Chape liquide ou chape traditionnelle : laquelle choisir pour votre projet ?

La chape est la couche de finition posée sur la dalle béton, qui reçoit le revêtement de sol définitif. Elle doit être parfaitement plane, résistante et adaptée à l’usage. Deux grandes familles coexistent aujourd’hui : la chape traditionnelle au mortier de ciment, réalisée à la main ou à la machine, et la chape liquide (aussi appelée chape fluide ou anhydrite), coulée comme un liquide et autoplanante. Ces deux technologies n’ont ni les mêmes qualités, ni les mêmes contraintes, ni les mêmes coûts. Voici les critères qui permettent de choisir.

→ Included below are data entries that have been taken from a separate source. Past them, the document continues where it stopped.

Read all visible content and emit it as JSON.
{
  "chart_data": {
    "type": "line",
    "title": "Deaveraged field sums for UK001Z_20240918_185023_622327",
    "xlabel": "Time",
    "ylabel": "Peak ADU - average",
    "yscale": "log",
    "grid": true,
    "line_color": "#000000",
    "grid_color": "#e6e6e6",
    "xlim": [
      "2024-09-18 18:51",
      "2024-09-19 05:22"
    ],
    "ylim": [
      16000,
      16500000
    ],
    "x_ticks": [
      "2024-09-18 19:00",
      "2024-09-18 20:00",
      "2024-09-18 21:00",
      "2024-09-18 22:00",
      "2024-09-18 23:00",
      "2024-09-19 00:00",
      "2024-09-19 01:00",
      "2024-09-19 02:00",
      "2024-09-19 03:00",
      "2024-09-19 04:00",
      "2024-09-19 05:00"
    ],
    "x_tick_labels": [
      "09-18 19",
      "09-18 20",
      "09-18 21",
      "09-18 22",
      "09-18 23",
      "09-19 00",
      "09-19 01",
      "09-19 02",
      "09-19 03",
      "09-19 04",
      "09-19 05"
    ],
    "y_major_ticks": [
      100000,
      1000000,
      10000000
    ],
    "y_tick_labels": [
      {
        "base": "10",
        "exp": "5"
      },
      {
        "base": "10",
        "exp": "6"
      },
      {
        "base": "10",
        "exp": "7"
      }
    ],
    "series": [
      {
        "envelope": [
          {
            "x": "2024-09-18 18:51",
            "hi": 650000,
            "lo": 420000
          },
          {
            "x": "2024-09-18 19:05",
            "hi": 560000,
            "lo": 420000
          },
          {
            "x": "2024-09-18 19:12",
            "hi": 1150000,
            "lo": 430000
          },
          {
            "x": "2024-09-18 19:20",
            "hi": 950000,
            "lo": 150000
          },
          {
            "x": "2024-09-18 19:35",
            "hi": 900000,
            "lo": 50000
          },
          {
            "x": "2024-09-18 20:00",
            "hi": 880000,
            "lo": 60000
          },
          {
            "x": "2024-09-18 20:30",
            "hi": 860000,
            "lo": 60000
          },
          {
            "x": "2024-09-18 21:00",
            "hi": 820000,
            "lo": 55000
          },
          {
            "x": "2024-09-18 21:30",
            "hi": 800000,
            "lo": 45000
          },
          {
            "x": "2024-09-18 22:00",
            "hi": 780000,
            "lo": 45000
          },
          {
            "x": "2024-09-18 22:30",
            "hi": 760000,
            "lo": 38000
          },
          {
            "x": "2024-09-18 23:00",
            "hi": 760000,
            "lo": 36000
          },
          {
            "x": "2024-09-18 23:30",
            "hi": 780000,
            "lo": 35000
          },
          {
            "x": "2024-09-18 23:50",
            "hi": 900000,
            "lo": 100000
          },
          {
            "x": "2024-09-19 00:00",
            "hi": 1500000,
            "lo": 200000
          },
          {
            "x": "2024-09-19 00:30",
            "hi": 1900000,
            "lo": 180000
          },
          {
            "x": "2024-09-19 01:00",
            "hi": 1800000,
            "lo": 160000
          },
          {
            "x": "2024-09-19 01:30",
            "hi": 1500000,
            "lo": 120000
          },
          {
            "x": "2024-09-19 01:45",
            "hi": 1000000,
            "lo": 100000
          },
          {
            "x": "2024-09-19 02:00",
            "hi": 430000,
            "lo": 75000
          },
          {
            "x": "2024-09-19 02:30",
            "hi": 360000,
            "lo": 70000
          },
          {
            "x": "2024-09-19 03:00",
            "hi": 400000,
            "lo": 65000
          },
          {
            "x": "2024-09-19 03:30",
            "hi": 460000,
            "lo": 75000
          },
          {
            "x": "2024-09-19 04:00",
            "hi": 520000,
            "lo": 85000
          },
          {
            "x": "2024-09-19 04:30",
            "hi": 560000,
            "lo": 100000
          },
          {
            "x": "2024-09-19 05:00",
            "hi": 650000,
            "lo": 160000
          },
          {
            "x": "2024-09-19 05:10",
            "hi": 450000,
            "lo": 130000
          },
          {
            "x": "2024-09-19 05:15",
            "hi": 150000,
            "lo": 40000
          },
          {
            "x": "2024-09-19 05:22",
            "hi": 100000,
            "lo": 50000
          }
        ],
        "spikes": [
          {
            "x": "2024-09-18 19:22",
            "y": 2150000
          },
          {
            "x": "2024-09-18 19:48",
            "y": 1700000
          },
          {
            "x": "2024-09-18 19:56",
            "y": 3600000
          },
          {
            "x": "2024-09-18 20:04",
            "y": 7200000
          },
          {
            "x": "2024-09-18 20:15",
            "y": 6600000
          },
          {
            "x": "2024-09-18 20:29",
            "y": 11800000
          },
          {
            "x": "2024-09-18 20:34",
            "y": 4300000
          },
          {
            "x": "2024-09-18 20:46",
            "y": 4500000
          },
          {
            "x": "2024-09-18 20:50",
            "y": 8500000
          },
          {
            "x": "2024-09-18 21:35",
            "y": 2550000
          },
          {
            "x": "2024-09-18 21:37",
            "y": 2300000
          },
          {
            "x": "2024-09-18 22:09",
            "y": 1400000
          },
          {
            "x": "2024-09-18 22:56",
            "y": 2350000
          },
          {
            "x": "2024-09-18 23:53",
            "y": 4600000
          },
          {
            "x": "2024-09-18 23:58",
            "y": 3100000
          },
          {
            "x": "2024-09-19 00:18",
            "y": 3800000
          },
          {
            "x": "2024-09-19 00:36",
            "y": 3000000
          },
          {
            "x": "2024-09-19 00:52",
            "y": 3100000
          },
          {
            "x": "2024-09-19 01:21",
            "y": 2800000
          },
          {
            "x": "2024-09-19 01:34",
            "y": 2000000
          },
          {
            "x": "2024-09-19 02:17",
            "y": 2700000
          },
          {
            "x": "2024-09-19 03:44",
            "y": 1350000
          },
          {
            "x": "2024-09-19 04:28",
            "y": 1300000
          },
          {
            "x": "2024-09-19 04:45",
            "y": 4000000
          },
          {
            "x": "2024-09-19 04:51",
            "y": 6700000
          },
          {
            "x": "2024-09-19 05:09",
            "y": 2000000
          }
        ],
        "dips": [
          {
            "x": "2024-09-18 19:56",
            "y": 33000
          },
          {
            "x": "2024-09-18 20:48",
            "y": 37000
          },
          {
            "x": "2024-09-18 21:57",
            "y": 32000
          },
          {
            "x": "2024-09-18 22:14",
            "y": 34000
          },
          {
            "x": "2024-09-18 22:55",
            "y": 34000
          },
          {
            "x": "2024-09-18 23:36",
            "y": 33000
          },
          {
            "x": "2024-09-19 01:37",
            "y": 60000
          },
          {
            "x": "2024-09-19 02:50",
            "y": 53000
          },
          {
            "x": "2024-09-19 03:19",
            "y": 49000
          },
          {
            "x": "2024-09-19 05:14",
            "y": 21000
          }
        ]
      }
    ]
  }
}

La chape traditionnelle : polyvalente et universelle

Composée de sable, de ciment et d’eau, la chape traditionnelle est la solution historique et toujours la plus répandue dans les petits chantiers de rénovation et les constructions individuelles. Elle se coule à la taloche ou à la règle de maçon, avec une épaisseur minimale de 3 à 5 cm. C’est la solution pour les petites surfaces, les zones de reprise, les raccords et les chantiers où la logistique de livraison d’une chape liquide n’est pas pratique.

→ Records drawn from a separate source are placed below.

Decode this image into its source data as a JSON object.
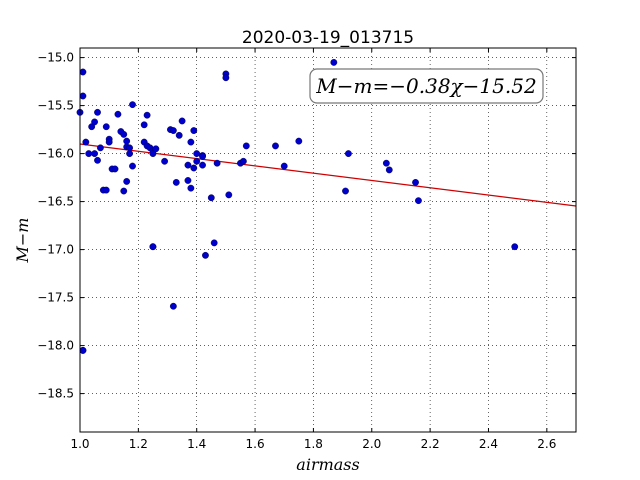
{
  "chart_data": {
    "type": "scatter",
    "title": "2020-03-19_013715",
    "xlabel": "airmass",
    "ylabel": "M−m",
    "xlim": [
      1.0,
      2.7
    ],
    "ylim": [
      -14.9,
      -18.9
    ],
    "y_inverted": true,
    "grid": true,
    "x_ticks": [
      "1.0",
      "1.2",
      "1.4",
      "1.6",
      "1.8",
      "2.0",
      "2.2",
      "2.4",
      "2.6"
    ],
    "y_ticks": [
      "−15.0",
      "−15.5",
      "−16.0",
      "−16.5",
      "−17.0",
      "−17.5",
      "−18.0",
      "−18.5"
    ],
    "annotation": "M−m=−0.38χ−15.52",
    "annotation_position": "top-right",
    "fit": {
      "slope": -0.38,
      "intercept": -15.52,
      "color": "#cc0000"
    },
    "point_color": "#0000cc",
    "x": [
      1.0,
      1.01,
      1.01,
      1.02,
      1.01,
      1.03,
      1.04,
      1.05,
      1.06,
      1.05,
      1.06,
      1.07,
      1.08,
      1.09,
      1.09,
      1.1,
      1.1,
      1.11,
      1.12,
      1.13,
      1.14,
      1.15,
      1.15,
      1.16,
      1.16,
      1.16,
      1.17,
      1.17,
      1.18,
      1.18,
      1.22,
      1.22,
      1.23,
      1.23,
      1.24,
      1.25,
      1.25,
      1.26,
      1.25,
      1.29,
      1.31,
      1.32,
      1.33,
      1.34,
      1.35,
      1.37,
      1.37,
      1.38,
      1.38,
      1.39,
      1.39,
      1.4,
      1.4,
      1.42,
      1.42,
      1.42,
      1.45,
      1.46,
      1.47,
      1.5,
      1.5,
      1.51,
      1.55,
      1.56,
      1.57,
      1.67,
      1.7,
      1.75,
      1.87,
      1.92,
      1.91,
      2.05,
      2.06,
      2.15,
      2.16,
      2.49,
      1.01,
      1.32,
      1.25,
      1.43
    ],
    "y": [
      -15.57,
      -15.15,
      -15.4,
      -15.88,
      -18.05,
      -16.0,
      -15.72,
      -15.67,
      -15.57,
      -16.0,
      -16.07,
      -15.94,
      -16.38,
      -16.38,
      -15.72,
      -15.85,
      -15.88,
      -16.16,
      -16.16,
      -15.59,
      -15.77,
      -15.8,
      -16.39,
      -15.87,
      -15.93,
      -16.29,
      -16.0,
      -15.94,
      -15.49,
      -16.13,
      -15.7,
      -15.88,
      -15.6,
      -15.92,
      -15.94,
      -15.97,
      -16.0,
      -15.95,
      -16.97,
      -16.08,
      -15.75,
      -15.76,
      -16.3,
      -15.81,
      -15.66,
      -16.28,
      -16.12,
      -16.36,
      -15.88,
      -15.76,
      -16.15,
      -16.0,
      -16.08,
      -16.02,
      -16.12,
      -16.03,
      -16.46,
      -16.93,
      -16.1,
      -15.17,
      -15.21,
      -16.43,
      -16.1,
      -16.08,
      -15.92,
      -15.92,
      -16.13,
      -15.87,
      -15.05,
      -16.0,
      -16.39,
      -16.1,
      -16.17,
      -16.3,
      -16.49,
      -16.97,
      -18.05,
      -17.59,
      -16.97,
      -17.06
    ]
  }
}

Son inconvénient principal est la planimétrie : obtenir une surface parfaitement plane à la main demande de l’expérience. Les tolérances admises pour la pose d’un carrelage (± 3 mm sous une règle de 2 m) sont difficiles à tenir sans pratique. Sur de grandes surfaces, l’effet « orange » (légères vagues) est quasi inévitable sans machine à projeter.

La chape liquide : rapidité et planéité irréprochable

La chape liquide, à base d’anhydrite (sulfate de calcium) ou de ciment fluidifié, s’écoule et s’étale seule sous l’effet de la gravité. Elle est parfaitement autoplanante : la tolérance de planéité est de ± 2 mm sous une règle de 2 m sans aucun talochage. Sur de grandes surfaces (à partir de 200 à 300 m²), elle est généralement moins chère et plus rapide à poser que la chape traditionnelle.

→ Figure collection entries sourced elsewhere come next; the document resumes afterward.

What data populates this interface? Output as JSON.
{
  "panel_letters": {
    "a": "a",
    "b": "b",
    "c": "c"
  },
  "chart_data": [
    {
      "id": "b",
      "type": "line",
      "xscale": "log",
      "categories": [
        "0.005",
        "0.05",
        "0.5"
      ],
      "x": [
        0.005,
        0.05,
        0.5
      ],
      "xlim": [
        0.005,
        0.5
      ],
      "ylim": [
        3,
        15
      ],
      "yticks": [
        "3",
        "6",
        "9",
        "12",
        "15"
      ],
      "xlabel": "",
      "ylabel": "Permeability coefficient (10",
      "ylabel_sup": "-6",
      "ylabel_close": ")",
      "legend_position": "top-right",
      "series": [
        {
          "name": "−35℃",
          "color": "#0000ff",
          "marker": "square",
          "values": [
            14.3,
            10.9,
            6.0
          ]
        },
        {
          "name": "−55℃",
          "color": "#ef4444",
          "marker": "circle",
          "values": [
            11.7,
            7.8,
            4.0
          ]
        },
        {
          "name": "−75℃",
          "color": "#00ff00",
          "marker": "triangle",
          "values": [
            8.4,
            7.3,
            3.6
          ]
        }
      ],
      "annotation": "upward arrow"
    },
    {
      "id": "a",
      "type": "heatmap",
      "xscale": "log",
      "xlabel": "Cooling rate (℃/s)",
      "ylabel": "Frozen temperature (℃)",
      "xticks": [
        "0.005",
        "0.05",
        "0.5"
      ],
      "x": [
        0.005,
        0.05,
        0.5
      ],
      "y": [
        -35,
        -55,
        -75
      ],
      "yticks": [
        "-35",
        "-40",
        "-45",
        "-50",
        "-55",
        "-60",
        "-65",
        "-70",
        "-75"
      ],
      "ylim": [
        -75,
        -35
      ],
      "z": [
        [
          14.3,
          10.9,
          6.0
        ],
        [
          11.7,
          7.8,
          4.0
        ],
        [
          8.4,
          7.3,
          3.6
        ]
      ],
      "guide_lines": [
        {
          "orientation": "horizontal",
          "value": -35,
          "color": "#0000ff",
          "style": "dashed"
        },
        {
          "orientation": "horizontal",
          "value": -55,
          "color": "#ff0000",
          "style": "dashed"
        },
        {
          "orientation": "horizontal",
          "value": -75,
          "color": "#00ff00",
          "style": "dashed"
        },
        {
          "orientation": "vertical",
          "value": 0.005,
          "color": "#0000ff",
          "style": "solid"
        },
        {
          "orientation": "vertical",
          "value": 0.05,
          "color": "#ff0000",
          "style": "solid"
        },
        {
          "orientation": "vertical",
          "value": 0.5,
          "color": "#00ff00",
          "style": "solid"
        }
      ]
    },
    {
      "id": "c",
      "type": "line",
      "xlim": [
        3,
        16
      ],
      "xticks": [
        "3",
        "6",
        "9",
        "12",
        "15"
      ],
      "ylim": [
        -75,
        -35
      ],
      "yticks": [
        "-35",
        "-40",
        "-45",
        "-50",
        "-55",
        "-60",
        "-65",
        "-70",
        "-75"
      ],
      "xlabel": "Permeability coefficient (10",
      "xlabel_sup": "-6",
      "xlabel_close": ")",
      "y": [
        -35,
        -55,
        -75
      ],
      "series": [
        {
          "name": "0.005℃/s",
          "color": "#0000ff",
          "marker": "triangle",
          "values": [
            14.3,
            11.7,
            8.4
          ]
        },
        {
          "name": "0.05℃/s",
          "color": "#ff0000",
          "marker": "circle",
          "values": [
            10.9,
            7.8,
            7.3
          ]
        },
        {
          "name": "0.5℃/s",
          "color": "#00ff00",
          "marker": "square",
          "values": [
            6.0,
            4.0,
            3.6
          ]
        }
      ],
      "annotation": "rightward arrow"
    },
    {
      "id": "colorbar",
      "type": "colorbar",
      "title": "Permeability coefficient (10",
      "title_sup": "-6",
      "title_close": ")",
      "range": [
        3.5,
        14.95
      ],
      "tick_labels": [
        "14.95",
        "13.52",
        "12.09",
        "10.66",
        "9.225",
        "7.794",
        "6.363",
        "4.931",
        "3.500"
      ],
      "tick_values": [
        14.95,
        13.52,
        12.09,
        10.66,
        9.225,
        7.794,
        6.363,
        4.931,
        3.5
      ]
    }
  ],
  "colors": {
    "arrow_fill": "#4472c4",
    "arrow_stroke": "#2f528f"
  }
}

Elle est idéale sur les planchers chauffants, où son excellente conductivité thermique (meilleure que le mortier de ciment) améliore l’efficacité du système. Elle couvre parfaitement les tubes de chauffage sans point dur ni zone froide.

Comment poser du carrelage sur un plancher chauffant ?

Les contraintes de la chape liquide à ne pas sous-estimer

La chape anhydrite présente plusieurs contraintes spécifiques :

  • Elle ne supporte pas l’humidité : impossible à utiliser en salle de bain, cuisine, ou tout local en contact direct avec une source d’eau sans protection adéquate
  • Elle demande un temps de séchage long : 1 mm d’épaisseur nécessite environ 1 jour de séchage, soit 4 semaines pour une chape de 4 cm avant toute mise en eau ou pose de revêtement
  • Elle nécessite un ponçage de surface avant la pose du carrelage (pour éliminer le « laitance » en surface)
  • Sa livraison par camion-pompe impose un accès adapté au chantier

Tableau comparatif

Critère Chape traditionnelle Chape liquide
Planéité Bonne avec expérience Excellente (autoplanante)
Délai de séchage 4 à 6 semaines 4 à 6 semaines (1 j/mm)
Compatibilité humidité Oui Non (anhydrite)
Plancher chauffant Compatible Idéal
Coût à partir de 8 à 15 €/m² 15 à 25 €/m²
Petites surfaces Oui Non (min. 150-200 m²)

En résumé : pour une rénovation partielle, une petite surface ou une zone humide, la chape traditionnelle reste le bon choix. Pour une construction neuve de moyenne à grande surface avec plancher chauffant, la chape liquide s’impose par sa qualité de planéité et sa rapidité de mise en œuvre.